Journées Doctorant.es et Jeunes Chercheur.euses 2024 de la SEAA17-18 et de la Société Française d’Étude du XVIIIe siècle (SFEDS)
Au cours du XVIIe et XVIIIe siècles, les trois notions de « racines », « radicalité » et « organicité » n’ont cessé d’être pensées, débattues, défendues ou pourfendues dans de nombreux champs disciplinaires relevant de la pensée politique, la religion, la philosophie, l’histoire des sciences, l’esthétique, ou encore l’histoire de l’art. Ces journées se proposent de mettre au jour les dynamiques qu’elles invitent à explorer.
Si racine appartient à différents domaines scientifiques (astronomie, botanique, mathématique et algèbre), l’adjectif radical marque « la source, principe de quelque chose » : en 1694, le Dictionnaire de l’Académie française donne ce bel exemple, « Lumiere radicale, La lumiere d’un corps qui est lumineux par luy-mesme ». Syntagme dont s’est saisi Jonathan Israel dans son ouvrage Les Lumières radicales pour penser à nouveaux frais un mouvement intellectuel critique qui irait de Descartes et Spinoza à Pierre Bayle, qui porte la pensée du XVIIIe siècle.

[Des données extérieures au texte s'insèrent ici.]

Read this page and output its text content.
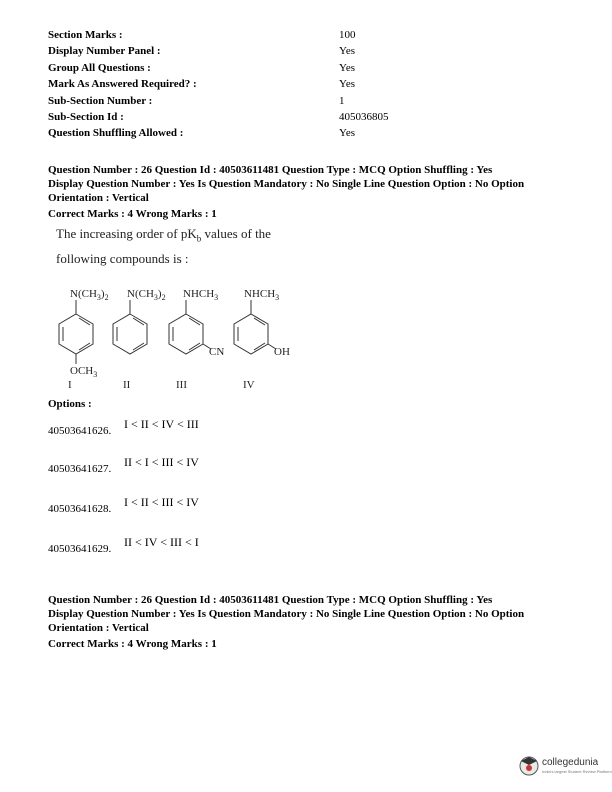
Section Marks :	100
Display Number Panel :	Yes
Group All Questions :	Yes
Mark As Answered Required? :	Yes
Sub-Section Number :	1
Sub-Section Id :	405036805
Question Shuffling Allowed :	Yes
Question Number : 26 Question Id : 40503611481 Question Type : MCQ Option Shuffling : Yes
Display Question Number : Yes Is Question Mandatory : No Single Line Question Option : No Option
Orientation : Vertical
Correct Marks : 4 Wrong Marks : 1
The increasing order of $pK_b$ values of the
following compounds is :
$N(CH_3)_2$ $N(CH_3)_2$ $NHCH_3$ $NHCH_3$
$OCH_3$
CN	OH
I	II	III	IV
Options :
40503641626. I < II < IV < III
40503641627. II < I < III < IV
40503641628. I < II < III < IV
40503641629. II < IV < III < I
Question Number : 26 Question Id : 40503611481 Question Type : MCQ Option Shuffling : Yes
Display Question Number : Yes Is Question Mandatory : No Single Line Question Option : No Option
Orientation : Vertical
Correct Marks : 4 Wrong Marks : 1
collegedunia
India's largest Student Review Platform
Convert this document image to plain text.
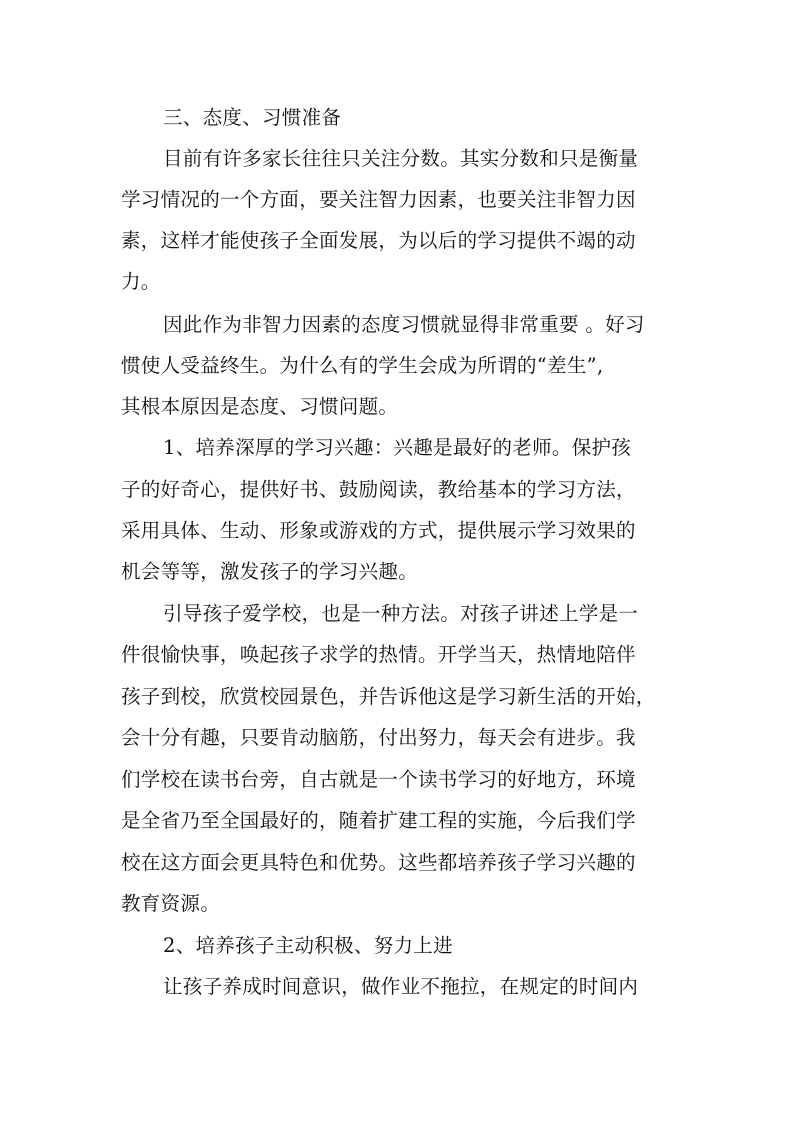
三、态度、习惯准备
目前有许多家长往往只关注分数。其实分数和只是衡量
学习情况的一个方面，要关注智力因素，也要关注非智力因
素，这样才能使孩子全面发展，为以后的学习提供不竭的动
力。
因此作为非智力因素的态度习惯就显得非常重要 。好习
惯使人受益终生。为什么有的学生会成为所谓的“差生”,
其根本原因是态度、习惯问题。
1、培养深厚的学习兴趣：兴趣是最好的老师。保护孩
子的好奇心，提供好书、鼓励阅读，教给基本的学习方法，
采用具体、生动、形象或游戏的方式，提供展示学习效果的
机会等等，激发孩子的学习兴趣。
引导孩子爱学校，也是一种方法。对孩子讲述上学是一
件很愉快事，唤起孩子求学的热情。开学当天，热情地陪伴
孩子到校，欣赏校园景色，并告诉他这是学习新生活的开始，
会十分有趣，只要肯动脑筋，付出努力，每天会有进步。我
们学校在读书台旁，自古就是一个读书学习的好地方，环境
是全省乃至全国最好的，随着扩建工程的实施，今后我们学
校在这方面会更具特色和优势。这些都培养孩子学习兴趣的
教育资源。
2、培养孩子主动积极、努力上进
让孩子养成时间意识，做作业不拖拉，在规定的时间内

Si le dérivé radicalité n’apparaît qu’au XIXe siècle, on peut interroger son sens politique dès le XVIIe siècle. Si la radicalité porte en soi sa propre lumière, elle semble impliquer un mouvement qui empêche tout retour en arrière, une exigence voire une intransigeance qui prend le risque de la violence révolutionnaire.
Bien qu’on puisse estimer que les textes des Philosophes excluent toute forme de radicalité si l’on considère qu’ils souhaitent faire évoluer les consciences vers davantage de tolérance, l’existence de la notion de radicalité est au cœur de leurs textes, qui s’inscrivent dans la tradition des libertins du grand siècle, ce que montre par exemple Claude Morilhat dans son ouvrage La Mettrie : un matérialisme radical ou encore le livre intitulé Les Lumières radicales et le politique sous la direction de Marta García-Alonso. Les écrivains de l’époque semblent pressentir le mouvement révolutionnaire et ils illustrent ce concept tout autant par les thèmes qu’ils abordent que par leur prise de position parfois véhémentes. C’est le cas de Denis Diderot qui, dans ses dernières œuvres, adopte un point de vue de plus en plus radical sur les bouleversements sociaux et politiques des années 1770 et ne s’interdit pas de louer le livre « qui fait naître des Brutus ». Ses prises de position politiques et son soutien « aux insurgents d’Amérique » s’imposent dans ses contributions à l’Histoire des deux Indes de l’abbé Raynal.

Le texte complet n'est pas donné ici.